There were times I distinctly remember seeing that he cared. One was when I got heat exhaustion, and he took me to his house, and looked so concerned about me...and then I passed out. He called my sister, told her what happened, was really worried about me. Andother time was when I was feeling really depressed, upset, and down about stuff...and even though I didn't talk about it, he noticed and made a note about how he saw I was down, was worried about me, and was there for me if I needed it...it meant a lot. Then there was the first time I cut myself. I cut my arm using a mechanical pencil. He saw it. I know it upset him a lot. I was really upset about it.

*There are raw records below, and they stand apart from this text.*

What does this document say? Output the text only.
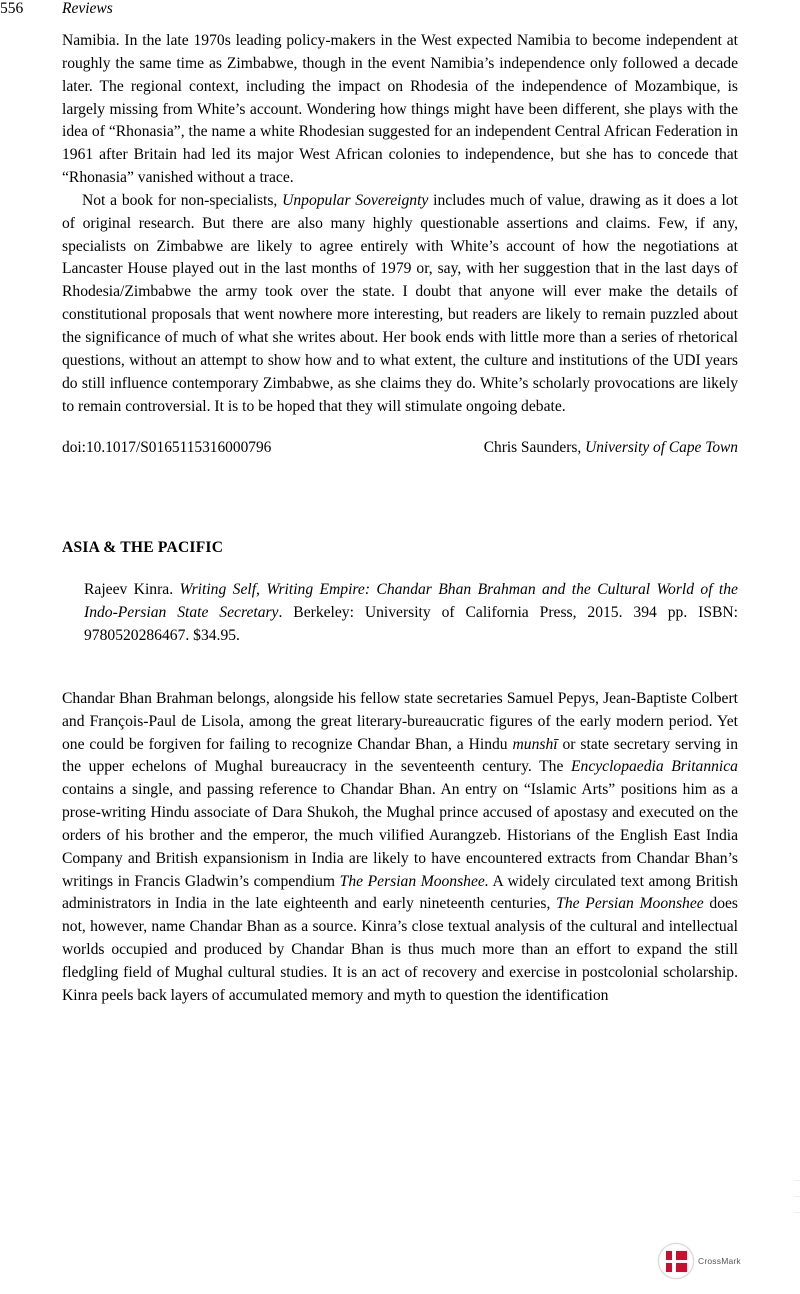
556	Reviews

Namibia. In the late 1970s leading policy-makers in the West expected Namibia to become independent at roughly the same time as Zimbabwe, though in the event Namibia’s independence only followed a decade later. The regional context, including the impact on Rhodesia of the independence of Mozambique, is largely missing from White’s account. Wondering how things might have been different, she plays with the idea of “Rhonasia”, the name a white Rhodesian suggested for an independent Central African Federation in 1961 after Britain had led its major West African colonies to independence, but she has to concede that “Rhonasia” vanished without a trace.

Not a book for non-specialists, Unpopular Sovereignty includes much of value, drawing as it does a lot of original research. But there are also many highly questionable assertions and claims. Few, if any, specialists on Zimbabwe are likely to agree entirely with White’s account of how the negotiations at Lancaster House played out in the last months of 1979 or, say, with her suggestion that in the last days of Rhodesia/Zimbabwe the army took over the state. I doubt that anyone will ever make the details of constitutional proposals that went nowhere more interesting, but readers are likely to remain puzzled about the significance of much of what she writes about. Her book ends with little more than a series of rhetorical questions, without an attempt to show how and to what extent, the culture and institutions of the UDI years do still influence contemporary Zimbabwe, as she claims they do. White’s scholarly provocations are likely to remain controversial. It is to be hoped that they will stimulate ongoing debate.

doi:10.1017/S0165115316000796	Chris Saunders, University of Cape Town
ASIA & THE PACIFIC
Rajeev Kinra. Writing Self, Writing Empire: Chandar Bhan Brahman and the Cultural World of the Indo-Persian State Secretary. Berkeley: University of California Press, 2015. 394 pp. ISBN: 9780520286467. $34.95.

Chandar Bhan Brahman belongs, alongside his fellow state secretaries Samuel Pepys, Jean-Baptiste Colbert and François-Paul de Lisola, among the great literary-bureaucratic figures of the early modern period. Yet one could be forgiven for failing to recognize Chandar Bhan, a Hindu munshī or state secretary serving in the upper echelons of Mughal bureaucracy in the seventeenth century. The Encyclopaedia Britannica contains a single, and passing reference to Chandar Bhan. An entry on “Islamic Arts” positions him as a prose-writing Hindu associate of Dara Shukoh, the Mughal prince accused of apostasy and executed on the orders of his brother and the emperor, the much vilified Aurangzeb. Historians of the English East India Company and British expansionism in India are likely to have encountered extracts from Chandar Bhan’s writings in Francis Gladwin’s compendium The Persian Moonshee. A widely circulated text among British administrators in India in the late eighteenth and early nineteenth centuries, The Persian Moonshee does not, however, name Chandar Bhan as a source. Kinra’s close textual analysis of the cultural and intellectual worlds occupied and produced by Chandar Bhan is thus much more than an effort to expand the still fledgling field of Mughal cultural studies. It is an act of recovery and exercise in postcolonial scholarship. Kinra peels back layers of accumulated memory and myth to question the identification

CrossMark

He probably thought that was the first time I'd hurt myself, but it was just the first time I'd cut myself. And it was easy to see too, which was dangerous. I had to try and hide it for months.

Gradually, I became so hateful of myself, what we were going, and him, that I refused to touch him. I didn't want to even hug him, much less kiss him or be kissed. I took his reaction (which was bad- he wasnt good about not kissing me and also said he didnt know how long he could put up with this "stage" ) as proof that he didnt care about me as anything more than a doll to make out with. But really, his reaction makes sense. He never saw anything wrong with what we were doing. He never knew I had a problem. For me to all of a sudden refuse to touch him must have really hurt and surprised him.

Soon after I broke up with him for the last time. And I was glad. And I was happy to be rid of the relationship. And I looked happier from it. That also must have hurt him a lot. If Jeff lookeed really happy after breaking up with me, it would hurt even more than it did, because it would be like "was i so horrible? was i so easy to cast aside?" type thing. And then I gew to hate Daniel, and then just dislike him extremely. And he must have wondered where this hatred came from. What he had done. Why I suddenly and for no explanation hated him, felt hurt by him, when I had done the dumping.

I would not be surprised if he hates me by now. Because I must have hurt him a lot. And I never thought about it before now, because I blamed him for everything. I convinced myself that it was mostly his fault, not mine, that he was a jerk, that he was using me. Maybe he was...but maybe he wasn't. Either way a lot of the problems came about because of me. Because communication is so crucially important. And I failed at it that round.